After checking all the fuses in the car on the side of the glove box and the fuse in the engine bay, I found they all turned out to be good.

Next thing I did was run power to my front blower motor (which is located underneath the glovebox on the passanger side of the truck). There are 2 plugs that are right there, the smaller of the 2 is for the blower motor. So I unpluged it and ran a power wire right from the battery to the one pin and ran a ground to the other. The blower fired up but sounded horrible. 

Now for the other larger plug that is under there is for the VBC (Variable Blower Control module). I figured that this was bad. I went to my local dealer and picked up a new one for $70 beans. Took the old one out by unscrewing 2 bolts that are very small (I used a 1/4 rachet with a 7/32 socket). Popped the new one in, turned the car on and boom the air from the front vents kicked on. However the blower sounded like death. I say great now I need a new blower motor as well (dealer quote $240). 

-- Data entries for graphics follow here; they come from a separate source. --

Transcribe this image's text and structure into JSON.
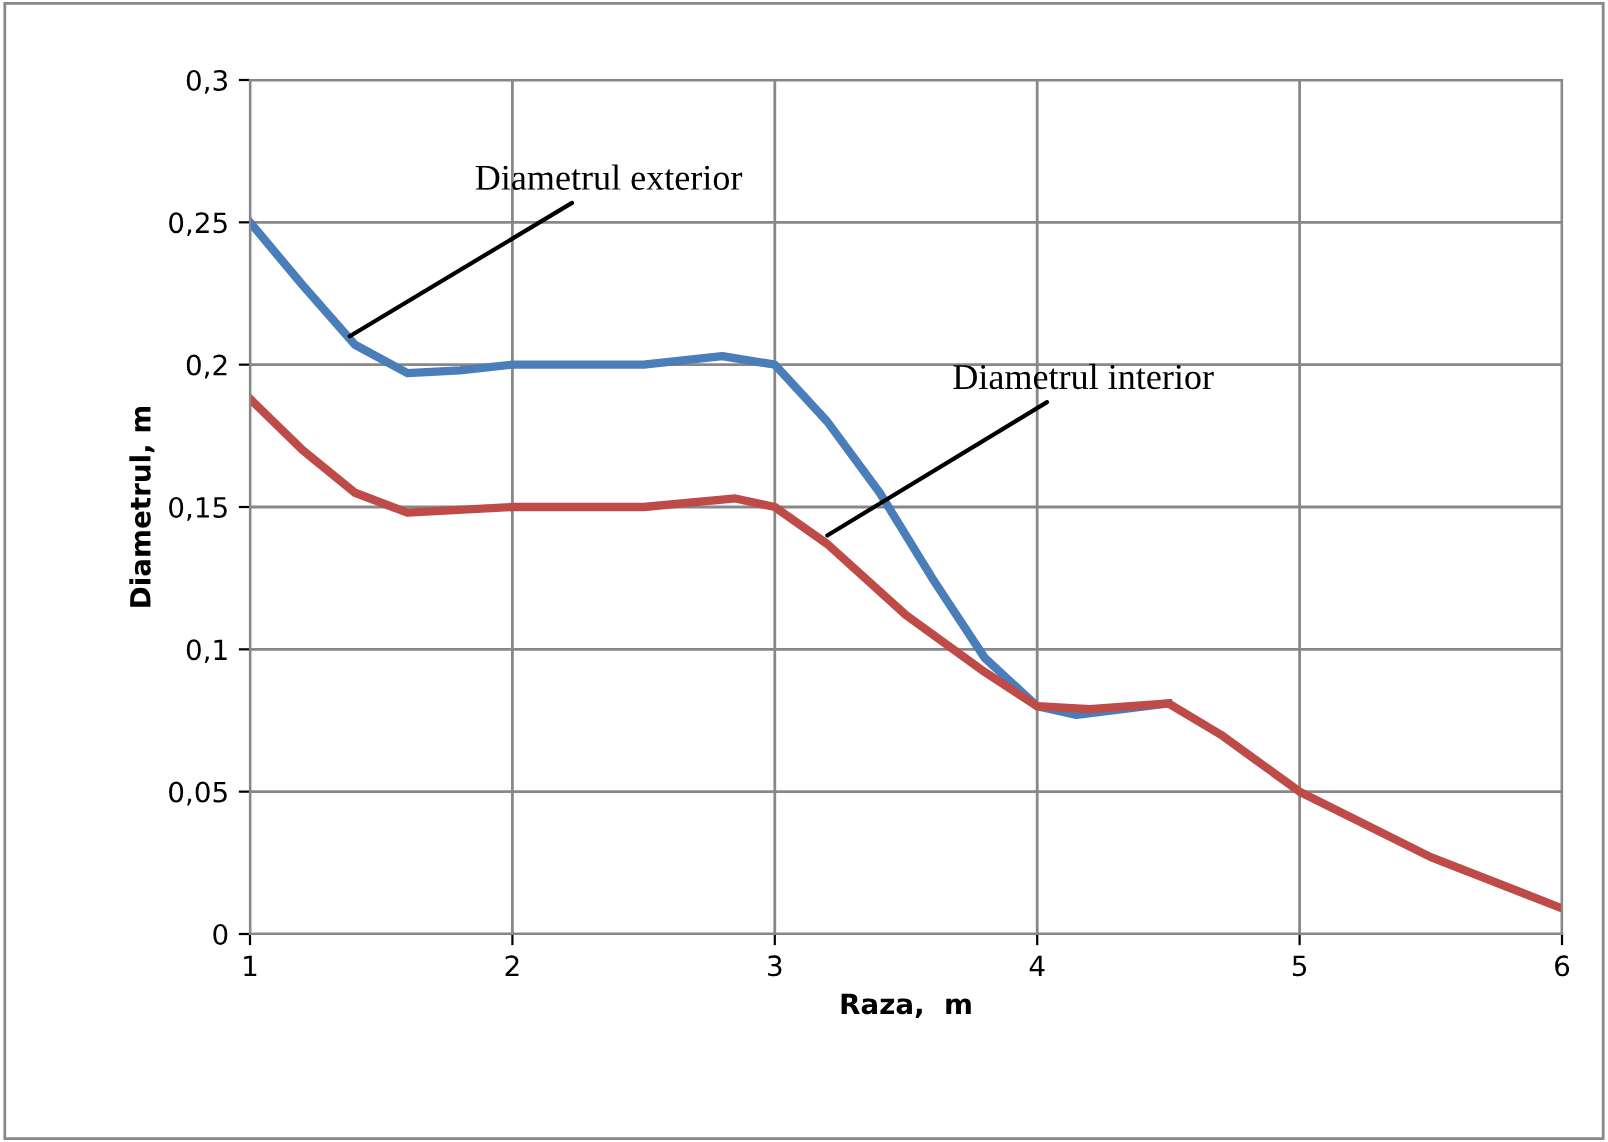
{
  "chart_data": {
    "type": "line",
    "xlabel": "Raza,  m",
    "ylabel": "Diametrul, m",
    "xlim": [
      1,
      6
    ],
    "xticks": [
      1,
      2,
      3,
      4,
      5,
      6
    ],
    "ylim": [
      0,
      0.3
    ],
    "yticks": [
      {
        "value": 0,
        "label": "0"
      },
      {
        "value": 0.05,
        "label": "0,05"
      },
      {
        "value": 0.1,
        "label": "0,1"
      },
      {
        "value": 0.15,
        "label": "0,15"
      },
      {
        "value": 0.2,
        "label": "0,2"
      },
      {
        "value": 0.25,
        "label": "0,25"
      },
      {
        "value": 0.3,
        "label": "0,3"
      }
    ],
    "grid": true,
    "legend": false,
    "marker": "none",
    "line_style": "solid",
    "series": [
      {
        "color": "#4a7ebb",
        "x": [
          1,
          1.2,
          1.4,
          1.6,
          1.8,
          2,
          2.5,
          2.8,
          3,
          3.2,
          3.4,
          3.6,
          3.8,
          4,
          4.15,
          4.5
        ],
        "values": [
          0.25,
          0.228,
          0.207,
          0.197,
          0.198,
          0.2,
          0.2,
          0.203,
          0.2,
          0.18,
          0.155,
          0.125,
          0.097,
          0.08,
          0.077,
          0.081
        ]
      },
      {
        "color": "#be4b48",
        "x": [
          1,
          1.2,
          1.4,
          1.6,
          2,
          2.5,
          2.85,
          3,
          3.2,
          3.5,
          3.8,
          4,
          4.2,
          4.5,
          4.7,
          5,
          5.5,
          6
        ],
        "values": [
          0.188,
          0.17,
          0.155,
          0.148,
          0.15,
          0.15,
          0.153,
          0.15,
          0.137,
          0.112,
          0.092,
          0.08,
          0.079,
          0.081,
          0.07,
          0.05,
          0.027,
          0.009
        ]
      }
    ],
    "annotations": [
      {
        "text": "Diametrul exterior",
        "x": 1.38,
        "y": 0.21
      },
      {
        "text": "Diametrul interior",
        "x": 3.2,
        "y": 0.14
      }
    ]
  }
}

Did not want to buy a new blower motor because this one works, it just was sounding bad. I take the blower motor out (3 7/32 bolts). I pop the circle clip off and unscrew a torx on the side, so I could take the fan off the motor and shimmey the motor out from its plastic shell (be very careful if you do this though because the plastic fan is plastic duhhh and very easy to break). I spray electrical clean spray all over the motor to get all the soot out and off of it. Then proceded to blow compressed air through it. A couple of good sized black chunks came out. Put the motor back together and slapped her back in and she works perfected again, nice and quiet.









VBC plug









VBC itself (2 kinds mine was a 4 fin but some other models have 3 finned ones)









Front blower motor taken apart

Hope this helps some people out there and also Im sure this would probably be the same procedure for other nissan trucks like titan, frontier, xterra, armada, qx56, quest.


----------



## Volvite (Nov 12, 2010)

Nice. Great job on the clean up. Glad you figured it out for the rest of us.


----------



## jamie83 (Nov 15, 2011)

*Front blower problems*

Hi Mate

Im having the same problems with a 05 pathfinder SVE here in the UK.

I've just looked under the motor to check the power to the motor etc and there is three plugs. One white plug next to the actual fan, then a small grey plug to the right and then close by is a large white plug which looks like it is plugged into the VBC. Am i right in guessing the small grey one is the one to check to make sure the motor is good? Just thought i'd check before i stick some juice up it to check it and then blow something else.

Cheers.


----------



## Brandi (Aug 26, 2019)

[QUOTE="wandaniers, post: 1339974, 
How did you take the plastic fan off of motor i took circle clamp and torque screw out , mine isnt sliding out ive been messing with it over an hour, help am i missing something?


----------